The famous Stannah stairlift has helped earn brothers Brian and Alan Stannah MBEs awarded by the Prince of Wales.
The siblings spoke of their delight at being called up together to receive the honour from Charles during a Buckingham Palace investiture ceremony, capping a year which has seen Stannah celebrate its 150th anniversary.
Brian Stannah, 82, and his younger sibling Alan, 78, helped transform the fortunes of the family-run company, started by their great-grandfather Joseph Stannah in 1867, by revitalising it in the 1960s.
The following decade they masterminded Stannah's best known product, the stairlift, which they worked tirelessly to produce and launch, and which made the company a household name.
Speaking after the ceremony Brian said: "That was born from a recession. There was a recession in the construction industry.

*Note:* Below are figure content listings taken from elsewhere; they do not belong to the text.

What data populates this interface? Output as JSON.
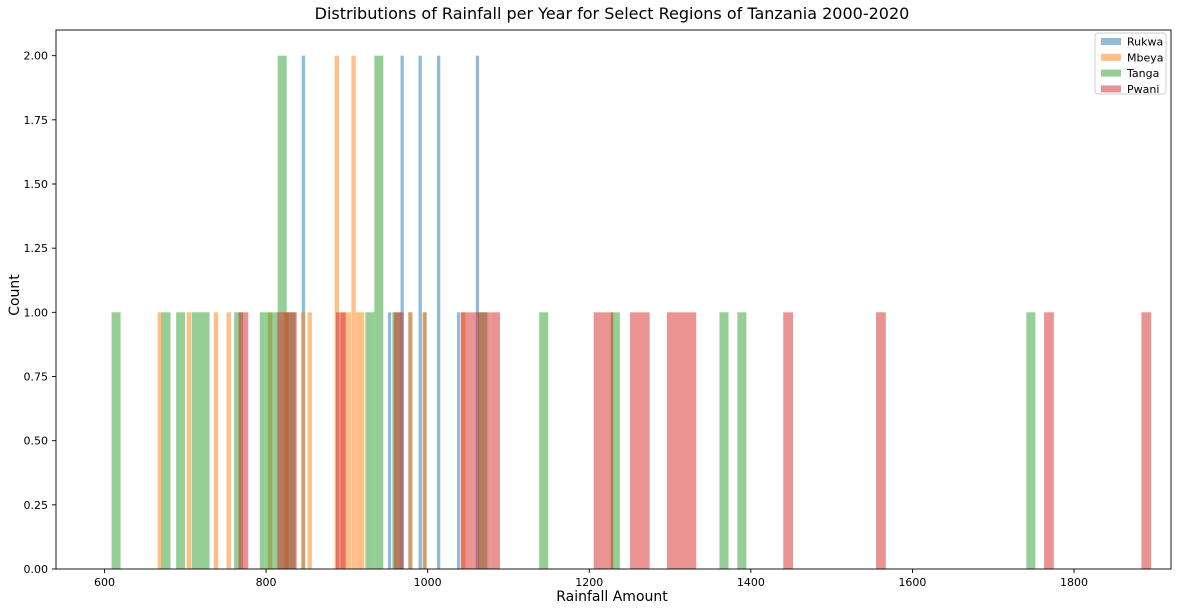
{
  "chart_data": {
    "type": "bar",
    "subtype": "overlaid-histogram",
    "title": "Distributions of Rainfall per Year for Select Regions of Tanzania 2000-2020",
    "xlabel": "Rainfall Amount",
    "ylabel": "Count",
    "xlim": [
      540,
      1920
    ],
    "ylim": [
      0,
      2.1
    ],
    "xticks": [
      600,
      800,
      1000,
      1200,
      1400,
      1600,
      1800
    ],
    "yticks": [
      0.0,
      0.25,
      0.5,
      0.75,
      1.0,
      1.25,
      1.5,
      1.75,
      2.0
    ],
    "ytick_labels": [
      "0.00",
      "0.25",
      "0.50",
      "0.75",
      "1.00",
      "1.25",
      "1.50",
      "1.75",
      "2.00"
    ],
    "grid": false,
    "legend_position": "top-right",
    "series": [
      {
        "name": "Rukwa",
        "color": "#1f77b4",
        "bins": [
          {
            "x0": 844.2,
            "x1": 848.3,
            "count": 2
          },
          {
            "x0": 950.8,
            "x1": 954.9,
            "count": 1
          },
          {
            "x0": 966.4,
            "x1": 970.5,
            "count": 2
          },
          {
            "x0": 976.2,
            "x1": 980.3,
            "count": 1
          },
          {
            "x0": 988.7,
            "x1": 992.8,
            "count": 2
          },
          {
            "x0": 994.5,
            "x1": 998.6,
            "count": 1
          },
          {
            "x0": 1011.5,
            "x1": 1015.6,
            "count": 2
          },
          {
            "x0": 1036.2,
            "x1": 1040.3,
            "count": 1
          },
          {
            "x0": 1059.6,
            "x1": 1063.7,
            "count": 2
          }
        ]
      },
      {
        "name": "Mbeya",
        "color": "#ff7f0e",
        "bins": [
          {
            "x0": 665.9,
            "x1": 671.3,
            "count": 1
          },
          {
            "x0": 701.7,
            "x1": 707.1,
            "count": 1
          },
          {
            "x0": 735.3,
            "x1": 740.7,
            "count": 1
          },
          {
            "x0": 751.1,
            "x1": 756.5,
            "count": 1
          },
          {
            "x0": 802.2,
            "x1": 807.6,
            "count": 1
          },
          {
            "x0": 822.4,
            "x1": 827.8,
            "count": 1
          },
          {
            "x0": 843.1,
            "x1": 848.5,
            "count": 1
          },
          {
            "x0": 851.3,
            "x1": 856.7,
            "count": 1
          },
          {
            "x0": 884.9,
            "x1": 890.3,
            "count": 2
          },
          {
            "x0": 892.4,
            "x1": 905.1,
            "count": 1
          },
          {
            "x0": 905.6,
            "x1": 911.0,
            "count": 2
          },
          {
            "x0": 911.0,
            "x1": 921.6,
            "count": 1
          },
          {
            "x0": 976.1,
            "x1": 981.5,
            "count": 1
          },
          {
            "x0": 993.4,
            "x1": 998.8,
            "count": 1
          },
          {
            "x0": 1041.2,
            "x1": 1046.6,
            "count": 1
          }
        ]
      },
      {
        "name": "Tanga",
        "color": "#2ca02c",
        "bins": [
          {
            "x0": 608.8,
            "x1": 619.9,
            "count": 1
          },
          {
            "x0": 670.7,
            "x1": 681.8,
            "count": 1
          },
          {
            "x0": 688.7,
            "x1": 699.8,
            "count": 1
          },
          {
            "x0": 707.8,
            "x1": 730.0,
            "count": 1
          },
          {
            "x0": 760.5,
            "x1": 771.6,
            "count": 1
          },
          {
            "x0": 792.2,
            "x1": 814.4,
            "count": 1
          },
          {
            "x0": 814.4,
            "x1": 825.5,
            "count": 2
          },
          {
            "x0": 825.5,
            "x1": 836.6,
            "count": 1
          },
          {
            "x0": 922.9,
            "x1": 934.0,
            "count": 1
          },
          {
            "x0": 934.0,
            "x1": 945.1,
            "count": 2
          },
          {
            "x0": 956.2,
            "x1": 967.3,
            "count": 1
          },
          {
            "x0": 1062.7,
            "x1": 1073.8,
            "count": 1
          },
          {
            "x0": 1138.1,
            "x1": 1149.2,
            "count": 1
          },
          {
            "x0": 1226.8,
            "x1": 1237.9,
            "count": 1
          },
          {
            "x0": 1361.2,
            "x1": 1372.3,
            "count": 1
          },
          {
            "x0": 1383.3,
            "x1": 1394.4,
            "count": 1
          },
          {
            "x0": 1741.0,
            "x1": 1752.1,
            "count": 1
          }
        ]
      },
      {
        "name": "Pwani",
        "color": "#d62728",
        "bins": [
          {
            "x0": 765.9,
            "x1": 778.0,
            "count": 1
          },
          {
            "x0": 813.8,
            "x1": 838.0,
            "count": 1
          },
          {
            "x0": 886.4,
            "x1": 898.5,
            "count": 1
          },
          {
            "x0": 958.1,
            "x1": 970.2,
            "count": 1
          },
          {
            "x0": 1041.1,
            "x1": 1077.4,
            "count": 1
          },
          {
            "x0": 1077.4,
            "x1": 1089.5,
            "count": 1
          },
          {
            "x0": 1205.4,
            "x1": 1229.6,
            "count": 1
          },
          {
            "x0": 1250.5,
            "x1": 1274.7,
            "count": 1
          },
          {
            "x0": 1296.1,
            "x1": 1332.4,
            "count": 1
          },
          {
            "x0": 1440.1,
            "x1": 1452.2,
            "count": 1
          },
          {
            "x0": 1554.9,
            "x1": 1567.0,
            "count": 1
          },
          {
            "x0": 1762.9,
            "x1": 1775.0,
            "count": 1
          },
          {
            "x0": 1883.4,
            "x1": 1895.5,
            "count": 1
          }
        ]
      }
    ]
  }
}
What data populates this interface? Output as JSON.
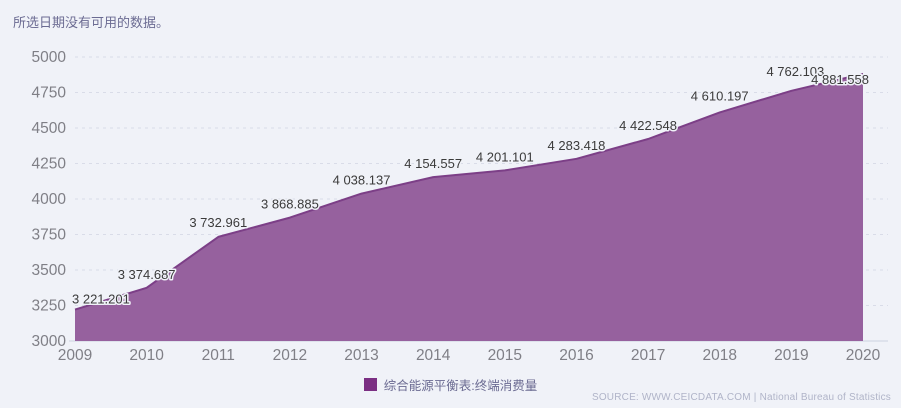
{
  "notice": "所选日期没有可用的数据。",
  "legend": {
    "series_label": "综合能源平衡表:终端消费量"
  },
  "source": "SOURCE: WWW.CEICDATA.COM | National Bureau of Statistics",
  "colors": {
    "background": "#f0f2f8",
    "area_fill": "#96619e",
    "area_line": "#7c3f87",
    "legend_swatch": "#7b2f83",
    "grid_line": "#d9dce8",
    "axis_line": "#cdd1df",
    "axis_text": "#7f7f86",
    "data_label_text": "#3b3b3b",
    "notice_text": "#6b6b92",
    "source_text": "#b0b4c8"
  },
  "chart_data": {
    "type": "area",
    "title": "",
    "xlabel": "",
    "ylabel": "",
    "categories": [
      "2009",
      "2010",
      "2011",
      "2012",
      "2013",
      "2014",
      "2015",
      "2016",
      "2017",
      "2018",
      "2019",
      "2020"
    ],
    "series": [
      {
        "name": "综合能源平衡表:终端消费量",
        "values": [
          3221.201,
          3374.687,
          3732.961,
          3868.885,
          4038.137,
          4154.557,
          4201.101,
          4283.418,
          4422.548,
          4610.197,
          4762.103,
          4881.558
        ],
        "point_labels": [
          "3 221.201",
          "3 374.687",
          "3 732.961",
          "3 868.885",
          "4 038.137",
          "4 154.557",
          "4 201.101",
          "4 283.418",
          "4 422.548",
          "4 610.197",
          "4 762.103",
          "4 881.558"
        ]
      }
    ],
    "ylim": [
      3000,
      5000
    ],
    "y_tick_step": 250,
    "y_tick_labels": [
      "3000",
      "3250",
      "3500",
      "3750",
      "4000",
      "4250",
      "4500",
      "4750",
      "5000"
    ],
    "grid": "horizontal-dashed",
    "legend_position": "bottom"
  }
}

"If you think back to 1972 - miners' strike, three-day working week, oil crisis - building stopped, we had to do something and we came up with the idea of the stairlift."
Asked if they knew they had a winning product, he replied: "We didn't know, we had no idea, but sales doubled every year for six years."
Alan said: "And it became not only a major part of the business but also exported to 40 countries overseas, and we're introducing new products as we did this year and developing new markets."
The brothers are joint chairmen of the company that began manufacturing and selling cranes, lifts and hoists for moving ships' cargo, and introduced passenger lifts around the turn of the 20th century.
Based in Andover, Hampshire, it still makes passenger lifts and now includes goods and service lifts, walkways, escalators and platform lifts in its product range.
The global business employs 1,700 people in the UK and its subsidiaries and has a turnover of more than £210 million.
Internationally renowned baritone Roderick Williams, who has sung with all the major opera companies and is well-known for his Mozart roles, was awarded an OBE by the Prince.
The 52-year-old said he began singing at a young age and was working as a music teacher and performing in his spare time when his wife encouraged him to pursue his ambition.
Mr Williams said: "My wife said 'if you don't do it now, if you don't give up the monthly pay cheque from the school, you never will' - that was really wise words."
His career has developed beyond performances of everything from Baroque to contemporary music, with the baritone now also composing and recording CDs.
"I find myself working with fantastic musicians, fantastic directors, fantastic orchestras which kind of makes going to work really joyful," said the singer.
Mr Williams is president of the Three Choirs Festival and he described how Charles, its patron, played a part in helping to stage a 300th anniversary celebration concert at Buckingham Palace in 2015.
The baritone said: "He suggested, as it was the 300th anniversary, we should have 300 performers, 300 in the audience and we gave him an hours concert... there was a lot of (Sir Hubert) Parry, because he's a big fan of Parry, and we sang Jerusalem and a good bit of Handel."